Synergistic toxicity of iron and arachidonic acid in HepG2 cells overexpressing CYP2E1.

Priming of the liver for ethanol-induced injury, by nutrients such as polyunsaturated fat and iron, plays a key role in alcoholic liver disease. The objective of this work was to evaluate the effect of the combination of Fe-nitrilotriacetic acid (Fe-NTA) and arachidonic acid (AA) on the viability of HepG2 cells (E47 cells) transfected to express human CYP2E1. Cells were plated, preloaded with arachidonic acid, washed, and exposed to Fe-NTA for variable periods. Fe-NTA (10 microM) or AA (5 microM) alone showed low toxicity to E47 cells (18 and 8%, respectively, at 24 h), whereas the combination produced synergistic injury (62% toxicity at 24 h). Exposure of cells not expressing any cytochrome P450 (P450), or HepG2-C3A4 cells (expressing CYP3A4) to 10 microM Fe-NTA plus 5 microM AA produced lower toxicity (14 and 32%, respectively), demonstrating a role for P450, and in particular CYP2E1, in the development of toxicity by exposure to Fe + AA. Lipid peroxidation was induced in the E47 cells exposed to Fe plus arachidonic acid and the synergistic toxicity was prevented by antioxidants, which also decreased lipid peroxidation.

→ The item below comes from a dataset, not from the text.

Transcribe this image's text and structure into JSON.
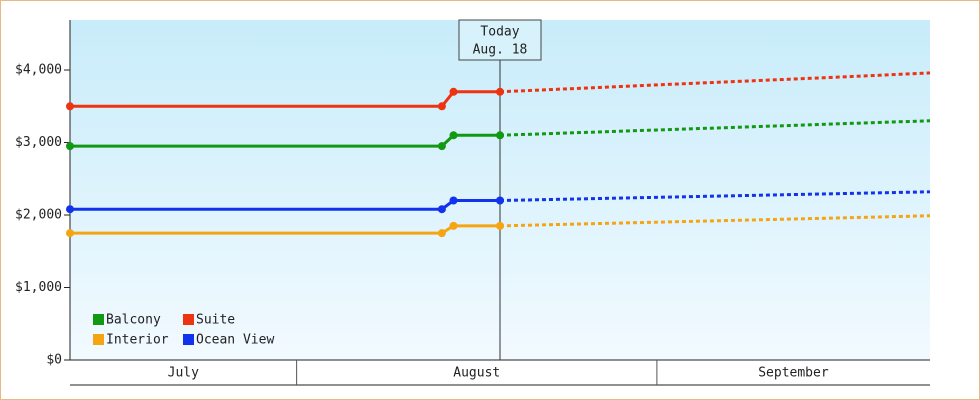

Damage to mitochondria plays a role in the CYP2E1-dependent toxicity of Fe + AA, because the mitochondrial transmembrane potential decreased early in the process, and cyclosporin A prevented the toxicity. Toxicity in E47 cells exposed to Fe + AA is mainly necrotic in nature. Hepatocytes from pyrazole-treated rats, with high levels of CYP2E1, were more sensitive to Fe + AA toxicity than were saline control hepatocytyes. The results presented suggest that low concentrations of Fe and AA can act as priming or sensitizing factors for CYP2E1-induced injury in HepG2 cells, and such interactions may play a role in alcohol-induced liver injury.[1]